- High inflation and pressure on consumer spending impacted costs and development e-commerce volume
- Domestic volume growth at Parcels ~3%, excluding non-recurring impact related to Covid-19; overall, volumes -12.6% reflecting no further Covid-19 impact and development in cross-border activities
- Volumes at Mail in the Netherlands -7.4%, slightly better than expected
- Free cash flow performance reflects step-down in normalised EBIT and working capital phasing
- 20% improvement in carbon efficiency
- Interim dividend 2022 set at €0.14 per share
- Outlook FY 2022:
- normalised EBIT revised to €145 million - €175 million
- free cash flow of €110 million - €140 million, at lower end of initial range
Herna Verhagen, CEO of PostNL, said: “The current macroeconomic and geopolitical environment is challenging and causes headwinds, especially for the logistics industry. This is causing prolonged uncertainty and limits visibility on the development of consumer behaviour.

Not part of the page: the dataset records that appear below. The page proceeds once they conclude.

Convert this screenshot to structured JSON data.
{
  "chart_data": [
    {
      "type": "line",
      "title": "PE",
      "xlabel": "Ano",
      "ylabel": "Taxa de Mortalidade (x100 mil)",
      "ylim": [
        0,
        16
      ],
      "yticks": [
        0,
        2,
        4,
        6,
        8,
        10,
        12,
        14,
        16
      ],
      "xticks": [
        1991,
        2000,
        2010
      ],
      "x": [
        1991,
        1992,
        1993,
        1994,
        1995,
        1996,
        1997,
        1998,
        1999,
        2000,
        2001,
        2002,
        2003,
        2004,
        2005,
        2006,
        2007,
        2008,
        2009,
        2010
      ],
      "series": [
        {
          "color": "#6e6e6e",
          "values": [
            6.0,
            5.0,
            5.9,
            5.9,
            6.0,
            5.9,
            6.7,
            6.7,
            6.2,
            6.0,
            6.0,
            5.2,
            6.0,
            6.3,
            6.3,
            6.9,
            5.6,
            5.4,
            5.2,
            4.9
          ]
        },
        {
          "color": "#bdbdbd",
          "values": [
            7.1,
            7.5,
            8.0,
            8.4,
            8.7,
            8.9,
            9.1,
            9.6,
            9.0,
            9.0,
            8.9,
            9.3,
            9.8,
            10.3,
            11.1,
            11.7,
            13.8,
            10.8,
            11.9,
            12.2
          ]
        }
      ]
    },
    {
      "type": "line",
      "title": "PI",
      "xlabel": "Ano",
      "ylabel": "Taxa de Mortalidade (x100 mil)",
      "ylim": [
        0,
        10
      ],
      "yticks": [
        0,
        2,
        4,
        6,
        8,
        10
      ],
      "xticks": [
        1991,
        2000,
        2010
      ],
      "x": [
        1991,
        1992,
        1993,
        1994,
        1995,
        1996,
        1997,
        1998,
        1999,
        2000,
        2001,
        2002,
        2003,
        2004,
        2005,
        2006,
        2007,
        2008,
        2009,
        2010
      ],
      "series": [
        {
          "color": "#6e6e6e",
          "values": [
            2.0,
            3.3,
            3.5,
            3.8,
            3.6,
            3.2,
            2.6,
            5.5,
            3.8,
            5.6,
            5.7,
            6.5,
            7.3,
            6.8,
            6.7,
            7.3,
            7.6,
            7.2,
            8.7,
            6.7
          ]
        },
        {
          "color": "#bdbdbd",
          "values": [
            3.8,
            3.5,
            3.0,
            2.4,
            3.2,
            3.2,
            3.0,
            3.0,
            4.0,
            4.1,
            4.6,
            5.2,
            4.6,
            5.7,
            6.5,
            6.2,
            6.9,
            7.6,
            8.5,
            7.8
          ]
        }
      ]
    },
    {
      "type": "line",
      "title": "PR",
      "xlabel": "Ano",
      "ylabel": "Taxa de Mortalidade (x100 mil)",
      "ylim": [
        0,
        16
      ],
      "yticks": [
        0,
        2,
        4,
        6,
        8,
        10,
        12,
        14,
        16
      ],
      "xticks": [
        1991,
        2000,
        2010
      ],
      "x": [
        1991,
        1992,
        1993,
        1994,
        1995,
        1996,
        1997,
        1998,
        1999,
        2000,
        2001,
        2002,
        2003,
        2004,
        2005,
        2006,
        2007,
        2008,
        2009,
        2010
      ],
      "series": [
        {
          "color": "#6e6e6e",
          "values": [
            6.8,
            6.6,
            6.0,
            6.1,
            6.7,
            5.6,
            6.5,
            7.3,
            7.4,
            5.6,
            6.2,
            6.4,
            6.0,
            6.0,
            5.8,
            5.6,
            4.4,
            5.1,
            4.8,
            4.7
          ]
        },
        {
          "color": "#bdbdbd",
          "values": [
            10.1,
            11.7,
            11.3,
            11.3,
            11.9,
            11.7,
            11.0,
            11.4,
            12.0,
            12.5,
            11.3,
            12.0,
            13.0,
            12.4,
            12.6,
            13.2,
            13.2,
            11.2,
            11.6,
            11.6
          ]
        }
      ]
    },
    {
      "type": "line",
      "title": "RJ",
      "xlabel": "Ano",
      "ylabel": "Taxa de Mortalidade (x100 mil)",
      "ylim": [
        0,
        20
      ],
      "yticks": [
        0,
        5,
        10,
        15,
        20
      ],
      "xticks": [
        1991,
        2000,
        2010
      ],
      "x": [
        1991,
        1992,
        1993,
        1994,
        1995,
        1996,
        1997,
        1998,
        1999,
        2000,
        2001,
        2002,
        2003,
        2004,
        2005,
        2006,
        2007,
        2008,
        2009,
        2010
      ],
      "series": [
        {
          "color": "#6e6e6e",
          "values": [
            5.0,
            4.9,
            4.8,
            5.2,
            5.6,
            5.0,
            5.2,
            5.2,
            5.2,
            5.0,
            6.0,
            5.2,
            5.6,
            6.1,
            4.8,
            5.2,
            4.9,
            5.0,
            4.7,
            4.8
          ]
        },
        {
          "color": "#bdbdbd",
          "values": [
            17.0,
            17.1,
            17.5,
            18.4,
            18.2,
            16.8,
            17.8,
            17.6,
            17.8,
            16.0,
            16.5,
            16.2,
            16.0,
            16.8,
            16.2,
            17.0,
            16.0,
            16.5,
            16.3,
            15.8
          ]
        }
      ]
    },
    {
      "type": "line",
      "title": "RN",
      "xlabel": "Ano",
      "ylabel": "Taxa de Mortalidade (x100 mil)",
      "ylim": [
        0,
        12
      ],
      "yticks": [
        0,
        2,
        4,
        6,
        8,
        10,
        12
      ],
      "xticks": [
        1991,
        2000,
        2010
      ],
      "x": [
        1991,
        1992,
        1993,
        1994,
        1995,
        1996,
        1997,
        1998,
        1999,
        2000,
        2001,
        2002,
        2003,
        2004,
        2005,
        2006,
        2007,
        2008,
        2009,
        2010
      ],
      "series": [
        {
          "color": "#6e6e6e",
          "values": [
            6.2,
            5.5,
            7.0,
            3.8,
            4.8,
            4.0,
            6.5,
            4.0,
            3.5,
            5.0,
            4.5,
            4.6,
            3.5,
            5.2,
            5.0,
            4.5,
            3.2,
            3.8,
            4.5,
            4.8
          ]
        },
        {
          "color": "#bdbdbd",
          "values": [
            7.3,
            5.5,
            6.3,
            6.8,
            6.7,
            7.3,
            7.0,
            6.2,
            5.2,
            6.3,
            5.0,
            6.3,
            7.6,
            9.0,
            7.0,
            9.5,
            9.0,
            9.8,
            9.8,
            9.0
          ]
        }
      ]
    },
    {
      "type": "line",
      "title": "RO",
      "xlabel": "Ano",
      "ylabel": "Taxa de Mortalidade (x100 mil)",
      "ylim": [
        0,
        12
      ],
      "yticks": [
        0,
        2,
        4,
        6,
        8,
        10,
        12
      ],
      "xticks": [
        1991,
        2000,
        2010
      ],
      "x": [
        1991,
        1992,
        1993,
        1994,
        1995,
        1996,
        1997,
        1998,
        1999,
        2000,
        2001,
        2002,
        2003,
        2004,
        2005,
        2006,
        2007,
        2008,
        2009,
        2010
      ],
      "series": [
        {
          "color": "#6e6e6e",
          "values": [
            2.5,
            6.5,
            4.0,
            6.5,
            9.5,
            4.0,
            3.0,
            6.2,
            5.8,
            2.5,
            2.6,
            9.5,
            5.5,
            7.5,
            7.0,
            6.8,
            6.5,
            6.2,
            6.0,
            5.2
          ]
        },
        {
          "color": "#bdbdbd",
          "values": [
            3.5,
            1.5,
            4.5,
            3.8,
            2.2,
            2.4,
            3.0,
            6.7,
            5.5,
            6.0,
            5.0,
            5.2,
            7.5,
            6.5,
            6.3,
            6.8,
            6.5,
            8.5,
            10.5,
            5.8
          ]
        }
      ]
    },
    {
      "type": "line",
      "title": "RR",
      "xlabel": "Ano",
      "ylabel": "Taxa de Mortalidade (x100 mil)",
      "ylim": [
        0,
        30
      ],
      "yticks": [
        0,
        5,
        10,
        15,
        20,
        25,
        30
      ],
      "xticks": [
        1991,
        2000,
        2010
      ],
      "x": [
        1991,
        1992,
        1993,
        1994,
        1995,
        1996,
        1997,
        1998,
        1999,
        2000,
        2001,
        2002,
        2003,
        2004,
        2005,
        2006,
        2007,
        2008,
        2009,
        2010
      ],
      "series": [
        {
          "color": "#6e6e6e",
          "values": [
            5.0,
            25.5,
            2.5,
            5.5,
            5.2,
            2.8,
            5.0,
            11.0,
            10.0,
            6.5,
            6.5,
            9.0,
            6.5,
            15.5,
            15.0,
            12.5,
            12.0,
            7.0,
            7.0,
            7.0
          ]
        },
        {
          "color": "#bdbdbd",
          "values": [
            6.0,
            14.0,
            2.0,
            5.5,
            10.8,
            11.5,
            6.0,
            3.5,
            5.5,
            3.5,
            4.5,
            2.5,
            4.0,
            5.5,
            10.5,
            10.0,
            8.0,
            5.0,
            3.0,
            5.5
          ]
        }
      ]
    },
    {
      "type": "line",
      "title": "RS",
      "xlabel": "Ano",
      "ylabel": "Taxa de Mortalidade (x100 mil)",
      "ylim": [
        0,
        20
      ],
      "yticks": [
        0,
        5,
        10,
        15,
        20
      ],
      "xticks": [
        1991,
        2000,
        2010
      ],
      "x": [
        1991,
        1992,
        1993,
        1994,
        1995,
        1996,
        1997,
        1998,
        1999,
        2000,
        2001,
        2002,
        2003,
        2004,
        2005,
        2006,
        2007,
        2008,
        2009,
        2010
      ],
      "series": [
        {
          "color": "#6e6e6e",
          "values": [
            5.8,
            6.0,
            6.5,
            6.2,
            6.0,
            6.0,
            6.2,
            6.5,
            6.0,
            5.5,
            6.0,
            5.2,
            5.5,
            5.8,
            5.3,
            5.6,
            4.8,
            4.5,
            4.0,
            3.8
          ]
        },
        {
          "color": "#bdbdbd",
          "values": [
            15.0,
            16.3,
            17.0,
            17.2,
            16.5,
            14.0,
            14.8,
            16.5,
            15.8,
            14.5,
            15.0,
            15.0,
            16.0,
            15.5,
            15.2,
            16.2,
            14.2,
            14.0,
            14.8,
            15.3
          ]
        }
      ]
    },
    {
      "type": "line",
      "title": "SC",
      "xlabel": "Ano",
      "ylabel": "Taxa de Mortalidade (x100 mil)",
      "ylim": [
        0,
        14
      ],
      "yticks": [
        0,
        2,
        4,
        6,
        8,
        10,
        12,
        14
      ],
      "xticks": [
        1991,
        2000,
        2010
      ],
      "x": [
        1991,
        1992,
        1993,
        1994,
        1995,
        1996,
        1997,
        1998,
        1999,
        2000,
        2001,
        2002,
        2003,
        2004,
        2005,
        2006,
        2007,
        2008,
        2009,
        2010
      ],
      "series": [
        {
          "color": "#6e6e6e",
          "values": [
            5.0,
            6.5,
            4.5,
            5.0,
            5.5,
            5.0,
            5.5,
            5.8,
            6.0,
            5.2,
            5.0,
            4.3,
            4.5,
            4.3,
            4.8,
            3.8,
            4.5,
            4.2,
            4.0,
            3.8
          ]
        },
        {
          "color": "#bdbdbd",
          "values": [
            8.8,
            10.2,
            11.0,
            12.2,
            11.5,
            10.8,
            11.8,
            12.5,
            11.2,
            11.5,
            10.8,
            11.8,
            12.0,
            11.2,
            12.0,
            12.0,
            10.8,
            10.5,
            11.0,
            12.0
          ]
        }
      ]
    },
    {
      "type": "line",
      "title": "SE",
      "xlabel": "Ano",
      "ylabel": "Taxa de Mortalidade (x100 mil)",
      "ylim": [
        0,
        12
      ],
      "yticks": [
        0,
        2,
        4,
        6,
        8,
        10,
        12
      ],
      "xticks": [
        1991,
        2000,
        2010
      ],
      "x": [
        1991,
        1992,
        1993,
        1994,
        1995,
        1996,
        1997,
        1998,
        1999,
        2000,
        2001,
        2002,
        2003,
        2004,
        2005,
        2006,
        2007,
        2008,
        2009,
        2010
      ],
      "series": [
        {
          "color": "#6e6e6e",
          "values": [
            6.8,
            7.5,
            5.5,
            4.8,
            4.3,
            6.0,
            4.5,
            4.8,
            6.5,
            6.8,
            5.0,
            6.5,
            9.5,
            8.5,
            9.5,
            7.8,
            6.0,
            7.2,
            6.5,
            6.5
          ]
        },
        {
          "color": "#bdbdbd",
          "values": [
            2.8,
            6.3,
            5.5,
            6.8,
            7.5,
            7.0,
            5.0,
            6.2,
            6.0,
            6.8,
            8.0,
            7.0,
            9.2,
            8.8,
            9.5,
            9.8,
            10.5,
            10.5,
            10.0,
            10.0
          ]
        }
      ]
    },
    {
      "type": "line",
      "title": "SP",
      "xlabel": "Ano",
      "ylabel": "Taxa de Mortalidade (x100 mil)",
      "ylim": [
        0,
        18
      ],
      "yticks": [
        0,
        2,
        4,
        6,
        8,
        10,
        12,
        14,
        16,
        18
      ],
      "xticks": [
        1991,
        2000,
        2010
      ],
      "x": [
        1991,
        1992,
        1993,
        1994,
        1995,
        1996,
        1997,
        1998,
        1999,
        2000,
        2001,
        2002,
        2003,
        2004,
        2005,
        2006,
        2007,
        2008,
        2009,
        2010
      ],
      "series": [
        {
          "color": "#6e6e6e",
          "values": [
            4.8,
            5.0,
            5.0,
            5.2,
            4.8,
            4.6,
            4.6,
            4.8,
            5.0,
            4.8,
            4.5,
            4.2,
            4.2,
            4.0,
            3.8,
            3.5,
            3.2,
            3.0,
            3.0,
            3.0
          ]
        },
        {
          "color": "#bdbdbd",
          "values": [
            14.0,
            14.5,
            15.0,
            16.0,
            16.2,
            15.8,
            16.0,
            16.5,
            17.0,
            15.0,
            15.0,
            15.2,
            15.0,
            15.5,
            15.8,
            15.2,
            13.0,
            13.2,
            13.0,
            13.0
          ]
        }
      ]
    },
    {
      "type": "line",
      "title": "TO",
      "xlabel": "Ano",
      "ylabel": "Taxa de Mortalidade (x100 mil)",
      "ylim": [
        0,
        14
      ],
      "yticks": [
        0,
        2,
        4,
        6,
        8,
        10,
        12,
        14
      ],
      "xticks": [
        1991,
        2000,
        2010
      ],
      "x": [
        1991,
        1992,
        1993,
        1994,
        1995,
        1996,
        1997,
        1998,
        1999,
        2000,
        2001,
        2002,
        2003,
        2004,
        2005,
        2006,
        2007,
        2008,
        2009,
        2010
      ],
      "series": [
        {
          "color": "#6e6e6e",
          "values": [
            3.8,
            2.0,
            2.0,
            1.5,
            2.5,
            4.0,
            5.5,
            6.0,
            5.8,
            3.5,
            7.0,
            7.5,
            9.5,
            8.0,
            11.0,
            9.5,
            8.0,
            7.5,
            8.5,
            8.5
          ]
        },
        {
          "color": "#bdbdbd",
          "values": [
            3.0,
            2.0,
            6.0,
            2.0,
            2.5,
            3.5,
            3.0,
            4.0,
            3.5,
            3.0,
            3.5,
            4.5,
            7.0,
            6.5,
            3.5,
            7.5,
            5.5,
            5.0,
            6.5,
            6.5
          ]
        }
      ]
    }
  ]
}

“An unprecedented high level of inflation resulted in rising fuel and labour costs and impacted our performance. We stepped up our actions on tight cost control and are taking adaptive measures to mitigate the ongoing headwinds. Clearly, these higher costs cannot only be absorbed through improved efficiency and productivity gains, but will also need to result in price adjustments going forward. At the same time we are maintaining our efforts to align our operations with anticipated volumes, while holding on to the necessary flexibility and desired quality level for peak season within the limits of the current tight labour market.
“Furthermore, inflation puts pressure on consumer spending, which has meanwhile rebalanced towards services since society reopened. This impacts parcel volumes and reduces predictability. Our market share remained stable. In this difficult environment, Mail in the Netherlands continues to deliver its solid performance.
“Taking into account the uncertain economic outlook and limited visibility, we are revising our FY 2022 outlook for normalised EBIT. Adjusting capex to align with volume projections and applying strict working capital management should allow for a delivery of a strong free cash flow at the lower end of our initial outlook range.